Die Wahrscheinlichkeit einer Zinssenkung um einen Viertelprozentpunkt im Dezember liegt weiterhin bei 60 %, doch der allgemeine Optimismus hinsichtlich tiefergreifender Zinssenkungen hat nachgelassen.

Globale Dynamik und wirtschaftliche Unsicherheit

Die Inflationssorgen beschränken sich nicht auf die USA. Auch die Europäische Zentralbank (EZB) hat mit ähnlichen Problemen zu kämpfen. Die Inflation in der Eurozone stieg im Oktober auf 2,4 Prozent, nach 1,8 Prozent im Vormonat, was die Erwartungen auf Zinssenkungen im Dezember verstärkte.

Die Kerninflation dürfte im Jahresvergleich auf 2,8 % steigen. Trotz dieses Drucks hat die schwache Konjunktur im gesamten Währungsraum die Wahrscheinlichkeit einer stärkeren Zinssenkung um 0,5 Prozentpunkte erhöht.

Dean Turner, Ökonom bei UBS, betonte, dass das schwache Wachstum die EZB wahrscheinlich dazu zwingen werde, sich stärker auf Konjunkturstützungsmaßnahmen als auf die Inflationsbekämpfung zu konzentrieren.

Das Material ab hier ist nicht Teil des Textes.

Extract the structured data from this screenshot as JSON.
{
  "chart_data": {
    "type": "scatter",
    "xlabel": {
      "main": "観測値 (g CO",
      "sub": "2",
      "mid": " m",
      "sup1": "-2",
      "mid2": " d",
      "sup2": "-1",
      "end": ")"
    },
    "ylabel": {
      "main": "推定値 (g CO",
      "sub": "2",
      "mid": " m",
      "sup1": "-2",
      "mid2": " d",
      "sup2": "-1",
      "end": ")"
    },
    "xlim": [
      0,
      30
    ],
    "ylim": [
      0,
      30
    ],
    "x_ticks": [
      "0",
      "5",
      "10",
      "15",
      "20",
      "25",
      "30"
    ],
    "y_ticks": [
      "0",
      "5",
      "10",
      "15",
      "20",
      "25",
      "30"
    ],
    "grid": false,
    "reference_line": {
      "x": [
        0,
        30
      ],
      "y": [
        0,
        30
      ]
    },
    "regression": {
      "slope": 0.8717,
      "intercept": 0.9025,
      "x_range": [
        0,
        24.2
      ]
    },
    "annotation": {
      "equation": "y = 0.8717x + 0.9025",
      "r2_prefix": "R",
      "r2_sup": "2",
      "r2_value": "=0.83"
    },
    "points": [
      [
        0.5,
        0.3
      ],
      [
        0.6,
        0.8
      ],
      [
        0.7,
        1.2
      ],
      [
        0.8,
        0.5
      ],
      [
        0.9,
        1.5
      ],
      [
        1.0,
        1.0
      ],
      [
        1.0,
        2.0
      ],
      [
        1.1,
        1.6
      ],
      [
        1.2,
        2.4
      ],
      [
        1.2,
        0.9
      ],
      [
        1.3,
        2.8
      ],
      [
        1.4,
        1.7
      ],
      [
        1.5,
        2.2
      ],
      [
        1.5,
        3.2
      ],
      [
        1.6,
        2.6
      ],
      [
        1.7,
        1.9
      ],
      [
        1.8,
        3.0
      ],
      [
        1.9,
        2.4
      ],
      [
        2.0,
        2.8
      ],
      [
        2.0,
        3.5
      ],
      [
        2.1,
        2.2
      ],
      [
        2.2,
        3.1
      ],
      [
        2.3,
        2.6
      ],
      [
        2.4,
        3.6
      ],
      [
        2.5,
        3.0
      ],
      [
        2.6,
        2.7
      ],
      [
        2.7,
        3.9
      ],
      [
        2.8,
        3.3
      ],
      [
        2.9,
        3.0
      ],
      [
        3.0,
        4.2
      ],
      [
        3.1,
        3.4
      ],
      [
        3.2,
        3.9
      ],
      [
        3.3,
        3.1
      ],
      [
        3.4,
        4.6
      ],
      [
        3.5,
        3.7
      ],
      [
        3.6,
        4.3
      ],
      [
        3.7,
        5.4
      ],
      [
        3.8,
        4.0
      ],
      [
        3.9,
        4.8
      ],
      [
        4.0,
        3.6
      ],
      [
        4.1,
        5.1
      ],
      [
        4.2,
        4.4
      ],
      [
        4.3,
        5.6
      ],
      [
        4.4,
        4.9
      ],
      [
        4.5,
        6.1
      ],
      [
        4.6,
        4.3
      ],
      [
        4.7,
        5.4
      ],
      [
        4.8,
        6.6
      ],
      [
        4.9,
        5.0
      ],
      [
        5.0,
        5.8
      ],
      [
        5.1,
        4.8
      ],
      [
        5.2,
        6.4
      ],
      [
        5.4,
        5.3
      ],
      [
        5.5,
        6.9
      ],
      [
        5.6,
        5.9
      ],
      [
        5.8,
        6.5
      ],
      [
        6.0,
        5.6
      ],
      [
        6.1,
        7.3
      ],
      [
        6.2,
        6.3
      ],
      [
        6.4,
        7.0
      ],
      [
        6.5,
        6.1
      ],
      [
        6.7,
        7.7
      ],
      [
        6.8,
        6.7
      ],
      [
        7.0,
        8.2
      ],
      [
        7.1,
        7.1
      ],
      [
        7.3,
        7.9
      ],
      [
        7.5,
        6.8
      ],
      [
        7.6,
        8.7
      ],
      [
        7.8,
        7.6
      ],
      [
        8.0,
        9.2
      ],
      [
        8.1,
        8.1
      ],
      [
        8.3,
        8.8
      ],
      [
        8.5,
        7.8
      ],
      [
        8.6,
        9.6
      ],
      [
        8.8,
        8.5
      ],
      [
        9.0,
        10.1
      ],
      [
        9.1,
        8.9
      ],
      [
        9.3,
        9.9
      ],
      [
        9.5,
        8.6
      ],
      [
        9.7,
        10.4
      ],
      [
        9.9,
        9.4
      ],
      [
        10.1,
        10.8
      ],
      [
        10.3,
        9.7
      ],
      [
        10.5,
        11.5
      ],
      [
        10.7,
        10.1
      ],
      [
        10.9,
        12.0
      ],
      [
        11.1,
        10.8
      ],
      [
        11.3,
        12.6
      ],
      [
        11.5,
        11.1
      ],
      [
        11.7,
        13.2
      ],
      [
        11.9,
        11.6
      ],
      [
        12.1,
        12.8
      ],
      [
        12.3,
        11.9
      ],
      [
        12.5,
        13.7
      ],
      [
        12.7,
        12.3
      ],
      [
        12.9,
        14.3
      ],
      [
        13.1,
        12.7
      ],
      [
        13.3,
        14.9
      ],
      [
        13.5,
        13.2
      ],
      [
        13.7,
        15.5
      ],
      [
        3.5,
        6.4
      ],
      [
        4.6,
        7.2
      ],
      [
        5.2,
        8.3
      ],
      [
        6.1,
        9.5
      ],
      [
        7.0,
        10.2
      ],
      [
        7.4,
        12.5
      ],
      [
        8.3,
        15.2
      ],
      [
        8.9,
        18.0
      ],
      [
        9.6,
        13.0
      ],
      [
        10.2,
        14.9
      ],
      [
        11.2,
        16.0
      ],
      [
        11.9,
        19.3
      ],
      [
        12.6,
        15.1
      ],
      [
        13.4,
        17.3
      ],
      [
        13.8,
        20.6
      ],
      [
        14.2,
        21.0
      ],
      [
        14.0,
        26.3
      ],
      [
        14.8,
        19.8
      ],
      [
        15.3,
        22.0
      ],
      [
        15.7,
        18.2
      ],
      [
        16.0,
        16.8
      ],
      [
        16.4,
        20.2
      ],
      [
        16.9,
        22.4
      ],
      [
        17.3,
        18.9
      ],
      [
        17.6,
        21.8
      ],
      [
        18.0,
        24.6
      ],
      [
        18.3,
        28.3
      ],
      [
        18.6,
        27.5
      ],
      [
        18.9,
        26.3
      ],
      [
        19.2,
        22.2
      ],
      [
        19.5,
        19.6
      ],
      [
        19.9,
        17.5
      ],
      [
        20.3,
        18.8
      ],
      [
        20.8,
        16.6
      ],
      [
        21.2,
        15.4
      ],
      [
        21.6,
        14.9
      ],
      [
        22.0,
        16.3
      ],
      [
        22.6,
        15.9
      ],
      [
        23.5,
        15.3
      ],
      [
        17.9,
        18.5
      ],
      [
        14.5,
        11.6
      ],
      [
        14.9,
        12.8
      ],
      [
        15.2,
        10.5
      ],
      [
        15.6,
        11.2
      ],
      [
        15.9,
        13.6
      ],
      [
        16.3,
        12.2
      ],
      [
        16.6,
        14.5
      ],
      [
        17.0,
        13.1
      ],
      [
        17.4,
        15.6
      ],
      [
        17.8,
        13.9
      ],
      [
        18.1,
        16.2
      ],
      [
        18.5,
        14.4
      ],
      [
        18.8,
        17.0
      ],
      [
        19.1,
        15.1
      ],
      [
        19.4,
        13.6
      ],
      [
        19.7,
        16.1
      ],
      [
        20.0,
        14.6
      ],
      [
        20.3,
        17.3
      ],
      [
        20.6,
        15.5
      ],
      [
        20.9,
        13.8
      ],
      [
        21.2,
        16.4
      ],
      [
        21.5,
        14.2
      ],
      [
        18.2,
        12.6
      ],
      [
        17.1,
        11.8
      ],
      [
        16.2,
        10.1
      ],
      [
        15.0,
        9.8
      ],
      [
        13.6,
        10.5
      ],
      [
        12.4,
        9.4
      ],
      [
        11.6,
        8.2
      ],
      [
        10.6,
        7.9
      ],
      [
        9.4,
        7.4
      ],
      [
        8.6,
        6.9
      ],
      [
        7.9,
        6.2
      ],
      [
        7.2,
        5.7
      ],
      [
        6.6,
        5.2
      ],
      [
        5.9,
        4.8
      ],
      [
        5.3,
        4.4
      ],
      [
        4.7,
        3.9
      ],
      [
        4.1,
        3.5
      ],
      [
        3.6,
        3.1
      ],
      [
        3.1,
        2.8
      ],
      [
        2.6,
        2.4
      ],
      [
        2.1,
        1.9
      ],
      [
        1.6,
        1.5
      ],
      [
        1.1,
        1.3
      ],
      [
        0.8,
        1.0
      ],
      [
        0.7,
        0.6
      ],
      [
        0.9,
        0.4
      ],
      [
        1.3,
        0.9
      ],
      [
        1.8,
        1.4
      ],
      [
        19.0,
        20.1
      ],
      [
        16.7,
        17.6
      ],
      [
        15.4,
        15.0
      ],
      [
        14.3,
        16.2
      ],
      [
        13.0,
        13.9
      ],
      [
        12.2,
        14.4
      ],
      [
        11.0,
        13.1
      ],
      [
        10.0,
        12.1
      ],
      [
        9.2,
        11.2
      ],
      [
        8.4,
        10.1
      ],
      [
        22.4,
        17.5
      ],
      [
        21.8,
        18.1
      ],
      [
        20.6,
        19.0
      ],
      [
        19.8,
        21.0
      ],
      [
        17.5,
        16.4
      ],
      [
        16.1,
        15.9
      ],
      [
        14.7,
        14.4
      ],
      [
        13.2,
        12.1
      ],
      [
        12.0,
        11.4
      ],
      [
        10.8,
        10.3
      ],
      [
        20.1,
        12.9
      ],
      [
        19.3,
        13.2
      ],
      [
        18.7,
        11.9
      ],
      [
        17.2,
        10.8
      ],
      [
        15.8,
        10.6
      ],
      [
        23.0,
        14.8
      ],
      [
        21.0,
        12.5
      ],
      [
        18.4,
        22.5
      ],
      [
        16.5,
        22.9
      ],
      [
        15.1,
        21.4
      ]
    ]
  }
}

Analysten der Danske Bank teilten diese Einschätzung und prognostizierten, dass eine Abschwächung der monatlichen Inflation den Weg für weitere Zinssenkungen im Jahr 2025 ebnen könnte.

Zurück in den USA hat die Kombination aus anhaltend hoher Inflation, robustem Beschäftigungswachstum und einem politischen Wandel ein komplexes Umfeld für die Fed geschaffen. Trumps politische Vorschläge, insbesondere Zölle und Steueränderungen, bleiben die Unsicherheitsfaktoren in den Wirtschaftsprognosen.